3626. AU MINISTRE D'ÉTAT COMTE DE PODEWILS, ENVOYÉ EXTRAORDINAIRE, A VIENNE.

Potsdam, 22 avril 1749.

Il est vrai que le chancelier Ulfeld se plaint fort de vous comme si vous n'étiez presque plus visible dans sa maison, ainsi qu'on a même voulu prévenir par là le roi d'Angleterre, qui, dans une audience qu'il a donnée en dernier lieu à mon ministre de Klinggræffen,505-3 a dit à celuici que la cour de Vienne n'avait déclaré que des sentiments pacifiques et que le comte Ulfeld avait ajouté que, si vous aviez bien voulu lui parler sur cette matière, il y aurait longtemps qu'il vous aurait tranquillisé là-dessus.505-4 Comme je n'ignore pas combien l'on peut faire fond sur tout cela, je ne désapprouve point la conduite que vous avez tenue a cet égard, étant persuadé que vous n'avez rien fait là-dessus que ce que vous avez trouvé conforme au bien de mon service. Aussi, quand le comte d'Ulfeld vous en parlera encore, vous n'avez qu'à l'entendre avec indifférence, en faisant semblant comme si tous ces campements<506> que la cour voudrait former et tous ses autres arrangements militaires ne nous regardaient nullement.

En attendant, toutes les apparences sont jusqu'à présent que l'Angleterre ne voudra point entrer dans les concerts pris entre les deux cours impériales par rapport aux affaires du Nord, et que la cour de Vienne pourra bien se voir obligée d'abondonner son plan favori. Ce n'est pas que le roi d'Angleterre ait manqué de mauvaise volonté; mais, comme ses ministres n'osent prendre sur eux d'embarquer la nation contre son gré dans de nouvelles dettes, l'on se voit obligé de rester tranquille. Malgré cela, la cour de Vienne ne cesse pas encore de faire jouer tous les ressorts imaginables pour brouiller encore les affaires du Nord, et elle a tant intrigué auprès de celle de Russie que celle-ci fera déclarer aux cours de Londres et de Vienne qu'elle ne saurait se fier à la déclaration équivoque que le ministère de Suède avait faite au sieur Panin à Stockholm, qu'elle avait plutôt lieu de croire que la Suède avec ses alliés couvaient encore des desseins fort pernicieux, et qu'en conséquence celle de Russie se voyait obligée de réclamer l'assistance de ses alliés. J'ai bien voulu vous avertir, quoique sous le sceau du dernier secret, de ces particularités, que je tiens de bon lieu, pour que vous puissiez d'autant mieux observer la contenance de la cour où vous êtes, et ce qu'elle voudra faire quand [sera arrivé] le courrier que Bernes a dépêché de Moscou pour porter la déclaration mentionnée de la cour de Russie à Vienne.
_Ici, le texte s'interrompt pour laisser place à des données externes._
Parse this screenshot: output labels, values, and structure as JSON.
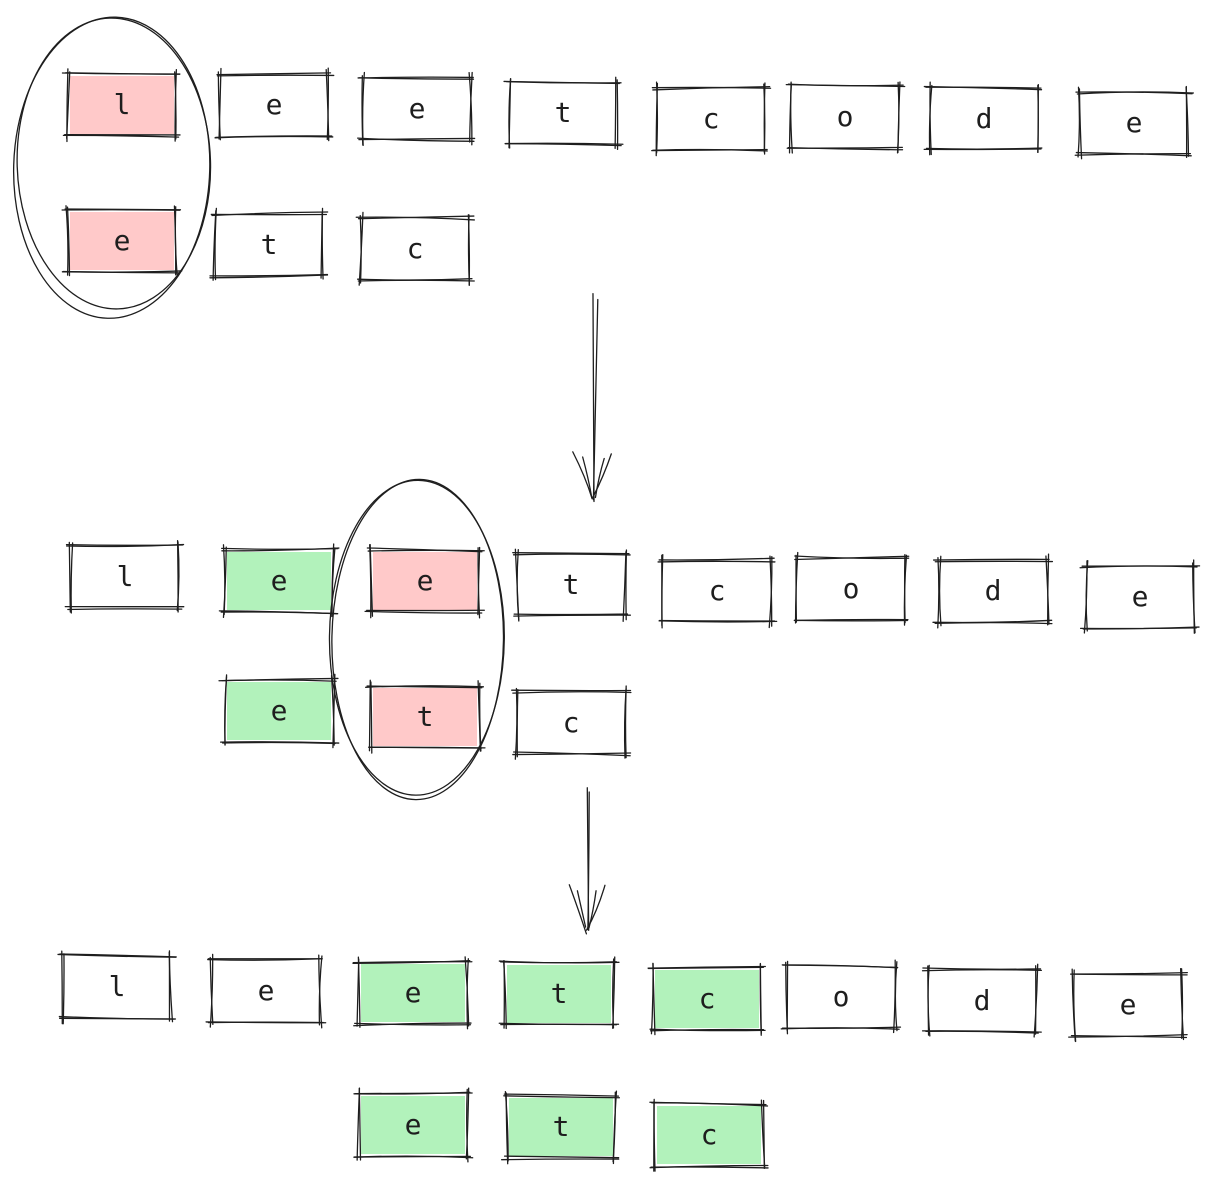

Au surplus, si la cour de Vienne s'arrête dans ses arrangements militaires, elle en peut avoir de deux raisons l'une : ou qu'elle commence à perdre l'espérance de pouvoir mener à ses fins l'Angleterre, ou qu'elle s'aperçoit qu'elle a fait hors de saison trop d'éclat de ses armements, et que, par l'ombrage que j'en ai pris, elle pourrait risquer d'être prévenue avant que tous ses ressorts seraient prêts à jouer, ainsi qu'elle souhaiterait bien à présent de m'endormir par des démonstrations pacifiques. B n'y a que le temps qui saura nous éclaircir là-dessus.

Federic.

Nach dem Concept.



505-3 S. 508.

505-4 S. 465.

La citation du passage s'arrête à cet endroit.